That worked for me also, I received that same error message installing xorg via ports on FreeBSD 8.0.


----------



## rassilon (Aug 17, 2010)

*Doesn't work if using GNU Pth*

This is a work around, not a solution. Basically, if you are using GNU Pth (PTH option on the lang/python26 "make config" screen), then the pth.h file isn't found because it isn't included in the python headers. Because the GNU Pth option is off by default, most people don't run into the issue as it then uses a version included in python.

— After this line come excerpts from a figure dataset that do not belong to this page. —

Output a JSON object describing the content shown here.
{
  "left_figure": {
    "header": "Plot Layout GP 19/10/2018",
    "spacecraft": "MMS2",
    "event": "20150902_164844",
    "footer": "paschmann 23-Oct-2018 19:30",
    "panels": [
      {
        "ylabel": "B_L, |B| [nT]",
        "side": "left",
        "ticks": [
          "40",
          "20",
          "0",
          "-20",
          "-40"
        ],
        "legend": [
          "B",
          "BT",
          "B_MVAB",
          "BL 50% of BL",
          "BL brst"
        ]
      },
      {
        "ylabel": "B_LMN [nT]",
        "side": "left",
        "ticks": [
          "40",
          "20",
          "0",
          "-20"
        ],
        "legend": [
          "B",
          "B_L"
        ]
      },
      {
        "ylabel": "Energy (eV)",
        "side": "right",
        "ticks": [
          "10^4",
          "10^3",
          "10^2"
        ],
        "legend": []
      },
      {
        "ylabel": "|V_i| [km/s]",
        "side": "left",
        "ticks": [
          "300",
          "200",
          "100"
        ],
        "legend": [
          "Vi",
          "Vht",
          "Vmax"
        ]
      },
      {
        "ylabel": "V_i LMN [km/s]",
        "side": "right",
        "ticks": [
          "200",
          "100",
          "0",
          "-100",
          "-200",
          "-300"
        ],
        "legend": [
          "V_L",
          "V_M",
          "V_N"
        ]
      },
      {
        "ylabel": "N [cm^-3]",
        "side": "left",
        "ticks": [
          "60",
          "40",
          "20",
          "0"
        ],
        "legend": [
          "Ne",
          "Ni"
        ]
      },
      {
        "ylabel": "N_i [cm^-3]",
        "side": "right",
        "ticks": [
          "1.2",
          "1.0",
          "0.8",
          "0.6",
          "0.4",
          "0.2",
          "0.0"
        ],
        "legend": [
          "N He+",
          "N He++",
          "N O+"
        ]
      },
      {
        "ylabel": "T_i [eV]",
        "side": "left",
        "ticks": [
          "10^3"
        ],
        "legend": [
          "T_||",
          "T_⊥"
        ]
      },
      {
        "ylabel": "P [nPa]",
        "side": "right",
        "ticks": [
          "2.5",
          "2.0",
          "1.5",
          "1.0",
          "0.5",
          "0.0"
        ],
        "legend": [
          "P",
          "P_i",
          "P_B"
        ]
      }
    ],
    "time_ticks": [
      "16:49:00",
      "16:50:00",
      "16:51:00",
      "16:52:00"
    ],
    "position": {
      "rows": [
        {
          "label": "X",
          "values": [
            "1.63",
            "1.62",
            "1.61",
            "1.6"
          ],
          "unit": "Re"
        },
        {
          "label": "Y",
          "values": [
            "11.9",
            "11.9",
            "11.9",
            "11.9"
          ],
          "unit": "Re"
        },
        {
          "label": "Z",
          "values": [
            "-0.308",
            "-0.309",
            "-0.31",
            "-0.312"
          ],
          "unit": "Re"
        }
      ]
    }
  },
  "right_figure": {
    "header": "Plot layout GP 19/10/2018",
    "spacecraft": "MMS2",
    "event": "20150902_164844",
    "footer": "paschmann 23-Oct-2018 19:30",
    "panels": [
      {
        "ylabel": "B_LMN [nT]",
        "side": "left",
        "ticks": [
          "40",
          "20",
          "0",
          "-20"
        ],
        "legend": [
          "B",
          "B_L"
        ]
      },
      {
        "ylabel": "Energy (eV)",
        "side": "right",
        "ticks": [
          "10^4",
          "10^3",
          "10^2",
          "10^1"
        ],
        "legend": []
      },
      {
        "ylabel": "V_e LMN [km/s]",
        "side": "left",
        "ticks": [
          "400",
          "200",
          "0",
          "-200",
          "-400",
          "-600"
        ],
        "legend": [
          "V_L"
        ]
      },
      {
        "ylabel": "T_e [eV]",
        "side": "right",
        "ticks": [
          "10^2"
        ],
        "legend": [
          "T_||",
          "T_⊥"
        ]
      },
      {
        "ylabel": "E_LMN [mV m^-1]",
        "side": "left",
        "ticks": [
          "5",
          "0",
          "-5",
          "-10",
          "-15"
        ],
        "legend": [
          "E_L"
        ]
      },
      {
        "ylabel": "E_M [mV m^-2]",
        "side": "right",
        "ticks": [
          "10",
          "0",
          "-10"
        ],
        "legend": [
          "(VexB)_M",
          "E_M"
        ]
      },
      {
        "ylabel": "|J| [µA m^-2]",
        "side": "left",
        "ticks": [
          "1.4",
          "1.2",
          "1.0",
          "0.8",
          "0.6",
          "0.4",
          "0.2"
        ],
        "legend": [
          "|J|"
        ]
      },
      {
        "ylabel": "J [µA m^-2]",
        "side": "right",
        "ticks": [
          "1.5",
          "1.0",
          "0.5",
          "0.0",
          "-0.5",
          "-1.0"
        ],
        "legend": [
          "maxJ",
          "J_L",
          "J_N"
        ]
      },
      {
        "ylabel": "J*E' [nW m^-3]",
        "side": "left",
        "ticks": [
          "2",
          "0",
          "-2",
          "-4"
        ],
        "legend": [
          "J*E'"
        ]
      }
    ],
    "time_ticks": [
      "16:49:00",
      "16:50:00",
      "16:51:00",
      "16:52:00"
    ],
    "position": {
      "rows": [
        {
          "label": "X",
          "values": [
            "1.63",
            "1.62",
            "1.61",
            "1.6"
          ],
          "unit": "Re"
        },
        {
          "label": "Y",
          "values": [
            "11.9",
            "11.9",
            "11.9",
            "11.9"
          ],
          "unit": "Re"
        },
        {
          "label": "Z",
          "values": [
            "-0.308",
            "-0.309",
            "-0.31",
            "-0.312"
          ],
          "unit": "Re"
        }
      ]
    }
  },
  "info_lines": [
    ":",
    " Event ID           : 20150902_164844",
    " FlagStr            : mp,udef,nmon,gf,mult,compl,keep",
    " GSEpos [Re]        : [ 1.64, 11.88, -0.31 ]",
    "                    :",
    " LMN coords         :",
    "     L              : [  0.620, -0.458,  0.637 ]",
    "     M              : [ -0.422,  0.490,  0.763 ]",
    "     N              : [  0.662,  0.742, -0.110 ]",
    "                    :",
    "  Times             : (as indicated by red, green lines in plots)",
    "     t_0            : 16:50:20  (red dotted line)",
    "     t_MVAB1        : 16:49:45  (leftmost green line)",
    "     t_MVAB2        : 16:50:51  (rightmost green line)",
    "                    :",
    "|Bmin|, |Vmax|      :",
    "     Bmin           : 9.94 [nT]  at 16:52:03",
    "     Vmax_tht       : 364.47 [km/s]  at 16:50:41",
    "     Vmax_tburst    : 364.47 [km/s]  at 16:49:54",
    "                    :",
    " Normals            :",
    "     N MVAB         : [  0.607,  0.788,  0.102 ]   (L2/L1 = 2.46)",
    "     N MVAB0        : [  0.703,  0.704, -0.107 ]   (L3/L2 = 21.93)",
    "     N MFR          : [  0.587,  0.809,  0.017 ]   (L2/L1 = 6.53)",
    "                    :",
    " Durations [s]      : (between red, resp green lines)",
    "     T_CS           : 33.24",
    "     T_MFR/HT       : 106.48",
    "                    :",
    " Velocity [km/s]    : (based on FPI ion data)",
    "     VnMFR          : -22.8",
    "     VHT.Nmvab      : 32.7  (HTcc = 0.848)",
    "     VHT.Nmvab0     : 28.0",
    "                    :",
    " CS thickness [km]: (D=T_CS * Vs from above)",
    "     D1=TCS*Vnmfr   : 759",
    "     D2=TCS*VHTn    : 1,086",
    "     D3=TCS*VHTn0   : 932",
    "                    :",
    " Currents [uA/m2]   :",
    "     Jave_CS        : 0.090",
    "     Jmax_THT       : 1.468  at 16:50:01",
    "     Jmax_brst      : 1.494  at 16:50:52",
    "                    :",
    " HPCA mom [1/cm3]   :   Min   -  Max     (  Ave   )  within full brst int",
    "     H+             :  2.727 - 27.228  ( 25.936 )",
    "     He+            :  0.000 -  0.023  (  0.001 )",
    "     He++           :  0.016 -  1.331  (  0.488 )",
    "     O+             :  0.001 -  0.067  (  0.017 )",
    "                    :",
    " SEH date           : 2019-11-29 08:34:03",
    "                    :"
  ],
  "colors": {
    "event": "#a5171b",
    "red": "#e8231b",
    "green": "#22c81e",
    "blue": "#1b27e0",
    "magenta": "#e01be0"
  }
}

Thus, you can work around the problem by either copying or symlinking the real pth.h file into the python includes or reinstalling python without the GNU Pth option. However, the best solution would probably be to have the configure script check if devel/pth is installed.


----------



## Solaris (Oct 15, 2010)

This problem still exist on 8.1 release!, temporary workaround by enderli work fine .


----------



## Ashandy (Oct 25, 2011)

Try 
`ln -s /usr/local/lib/pth/libpth.a /usr/local/lib/`
`ln -s /usr/local/include/pth/pth.h /usr/local/include/python2.6`

Or rebuild python without PTH support.


----------



## Yaffle (Dec 5, 2012)

Solaris said:
			
		

> This problem still exist on 8.1 release!, temporary workaround by enderli work fine .



Again in 9.0....


----------



## Hawk (Mar 3, 2013)

And 9.1.


----------



## Deever (Apr 6, 2013)

And 10-CURRENT.


----------